On passe son temps à attendre au lieu d'être.
Les mœurs changent plus que le fond des âmes.
Il y avait en eux une inertie magnifique, une façon absolue d'accepter le sort et la vie comme ils viennent. Ils étaient sublimes et désespérants, logés exactement dans le moment (et l'on connaît moins de tracas quand on se loge là).
C'est bien vrai que la vie est pleine de nuages. Et parfois c'est si noir que le noir vient en nous (...).
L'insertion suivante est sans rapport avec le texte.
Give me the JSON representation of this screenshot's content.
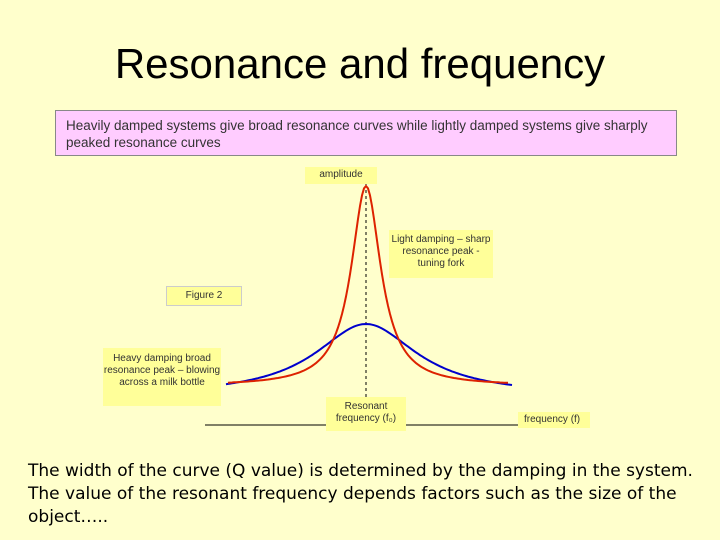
{
  "slide": {
    "title": "Resonance and frequency",
    "intro": "Heavily damped systems give broad resonance curves while lightly damped systems give sharply peaked resonance curves",
    "caption": "The width of the curve (Q value) is determined by the damping in the system. The value of the resonant frequency depends factors such as the size of the object….."
  },
  "diagram": {
    "amplitude_label": "amplitude",
    "light_damping_label": "Light damping – sharp resonance peak - tuning fork",
    "figure_label": "Figure 2",
    "heavy_damping_label": "Heavy damping broad resonance peak – blowing across a milk bottle",
    "resonant_label": "Resonant frequency (f₀)",
    "frequency_label": "frequency (f)",
    "colors": {
      "light_damping_curve": "#dd2200",
      "heavy_damping_curve": "#0000cc",
      "axis": "#000000",
      "label_background": "#ffff99",
      "slide_background": "#ffffcc",
      "intro_background": "#ffccff"
    }
  }
}
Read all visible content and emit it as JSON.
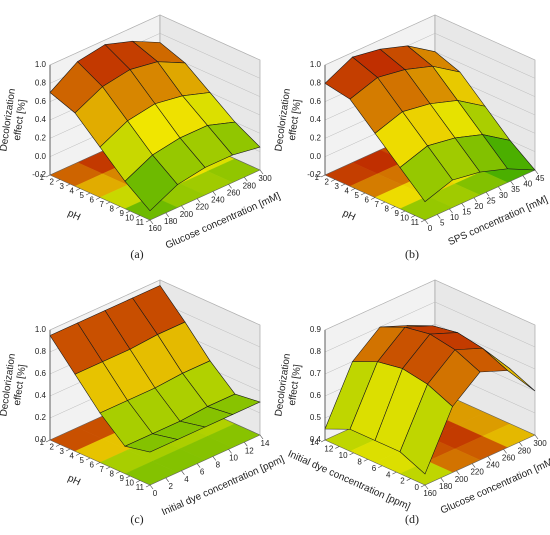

C'est de la douleur d'aimer, ça c'est bien sûr, mais c'est tout pire de ne pas aimer.
Et maintenant elles se tiennent debout face aux policiers, le ventre en avant, cambrées, comme s'il y avait en elles quelque chose de flamboyant et de victorieux, quelque chose de fatal et d'irrémédiable, contre quoi ils ne peuvent rien avec leurs lois, leur mépris, leurs poursuites et leurs procédures.
Il n'y a pas forcément besoin d'être intelligent, Misia le pensait en voyant le sourire de Milena, cette simplicité pour se lever, tenir debout et se recoucher le soir, sans avoir réfléchi au sens que pouvait avoir se lever, se tenir debout et se coucher.
Les hommes, c'est rien ! répétait Misia, c'est bien agité autour d'un petit morceau de chair qui durcit, mais c'est pas tout, après, ils sont là eux (elle montrait les enfants). Qui s'en occupe hein ?
(...) les enfants ils nous sortent du ventre, mais c'est tout ce qui est sûr. Ce qui court dans leur sang, on n'en sait rien. Et les arranger comme on veut, c'est pas la peine d'y compter, ils en font jamais qu'à leur tête.
Helena et ses filles s'en allèrent après le Nouvel An. Elles se glissèrent dans l'aube givrée pendant que le père dormait. La veille encore il avait levé son bras comme s'il fendait du bois mais c'était sa femme qu'il allait abattre. Elle avait éclaté d'un rire à la limite du sanglot et de la toux. Frappe ! Frappe ! criait-elle. Parce que c'est la dernière fois ! Frappe et regarde-moi te quitter !!
Le temps, dit-elle, c'est qu'un salopard qui nous dépouille de tout. Quand il est passé, on a perdu ceux qu'on aime, le corps qu'on a et sa force, et la beauté mais qui n'est qu'une fiente d'oisillon à côté de la santé. Et on a pas à lutter, on a qu'à s'habituer.